On a completely different note, this hair-raising post-hardcore/math duo – without any of the tedium that sometimes implies – returns with a third album of brilliantly disciplined hysteria. The highlight is the 10 minutes of tension and release that make up ‘Gin Tonic Abordable’ but the Looney Tunes energy (the guitars on ‘Catadioptre Ambidextre’ actually sound like the old Warner Bros cartoon intro) is infectious throughout. When vocals crop up on ‘Hinges’, courtesy of Pete Simonelli of the Enablers, they initially feel superfluous given how instrumentally expressive Pneu are elsewhere. Luckily, Simonelli’s contribution turns out to be a riot too.

Catherine Hershey – Ici Le Coeur & Various Artists – La Mostla NÒVIA

Finally, I wrote fairly extensively about La Souterraine last month, only to realise I’d completely missed a ‘Mostla Tape’ from last year – Catherine Hershey’s Ici Le Coeur – which quickly became my favourite of the bunch.

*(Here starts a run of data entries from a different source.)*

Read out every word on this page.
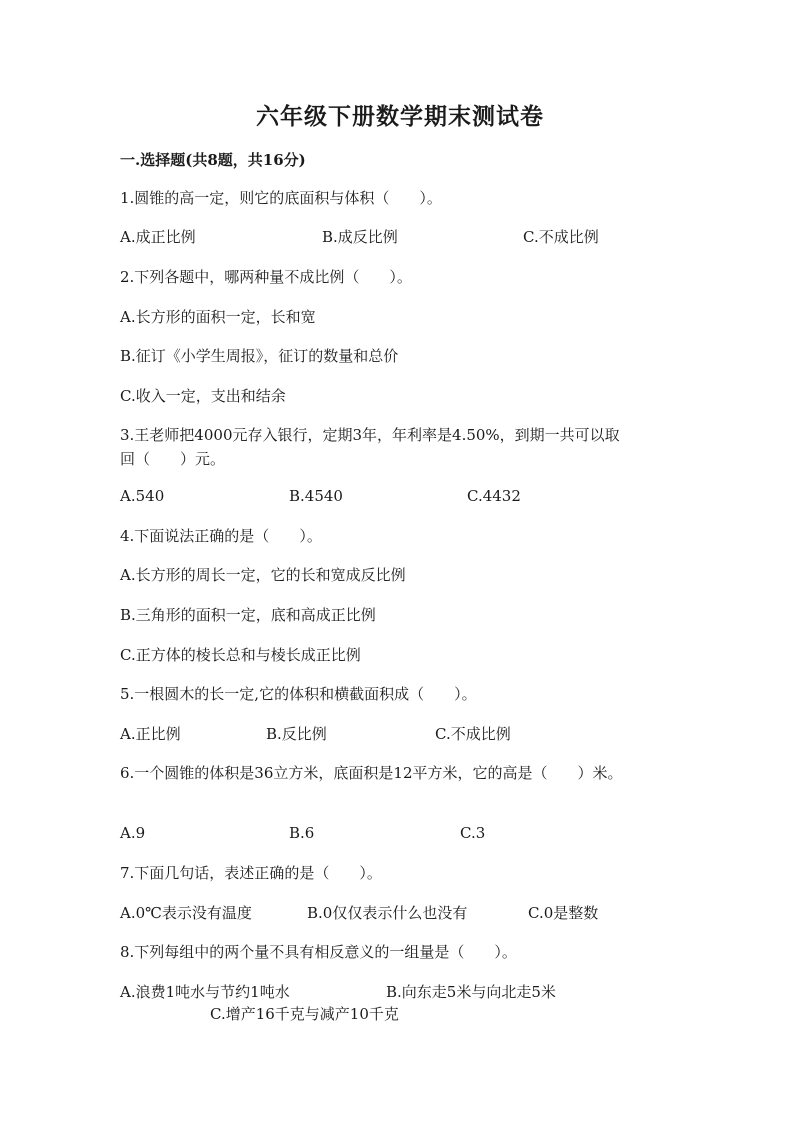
六年级下册数学期末测试卷
一.选择题(共8题，共16分)
1.圆锥的高一定，则它的底面积与体积（　　）。
A.成正比例	B.成反比例	C.不成比例
2.下列各题中，哪两种量不成比例（　　）。
A.长方形的面积一定，长和宽
B.征订《小学生周报》，征订的数量和总价
C.收入一定，支出和结余
3.王老师把4000元存入银行，定期3年，年利率是4.50%，到期一共可以取
回（　　）元。
A.540	B.4540	C.4432
4.下面说法正确的是（　　）。
A.长方形的周长一定，它的长和宽成反比例
B.三角形的面积一定，底和高成正比例
C.正方体的棱长总和与棱长成正比例
5.一根圆木的长一定,它的体积和横截面积成（　　）。
A.正比例	B.反比例	C.不成比例
6.一个圆锥的体积是36立方米，底面积是12平方米，它的高是（　　）米。
A.9	B.6	C.3
7.下面几句话，表述正确的是（　　）。
A.0℃表示没有温度	B.0仅仅表示什么也没有	C.0是整数
8.下列每组中的两个量不具有相反意义的一组量是（　　）。
A.浪费1吨水与节约1吨水	B.向东走5米与向北走5米
C.增产16千克与减产10千克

I know very little about Hershey except that she’s Franco-American and her album is a collection of peculiar, haunting ritournelles and comptines for grown-ups, assembled almost entirely from multi-tracked a cappella vocals.

More recently released is an enlightening compilation of experimental, queasily droning folk from a collective based in the Haute-Loire department in central-southern France, La NÒVIA. Not only was I not expecting this from La Souterraine, I wasn’t expecting this at all in France in 2015. I obviously haven’t been looking hard enough.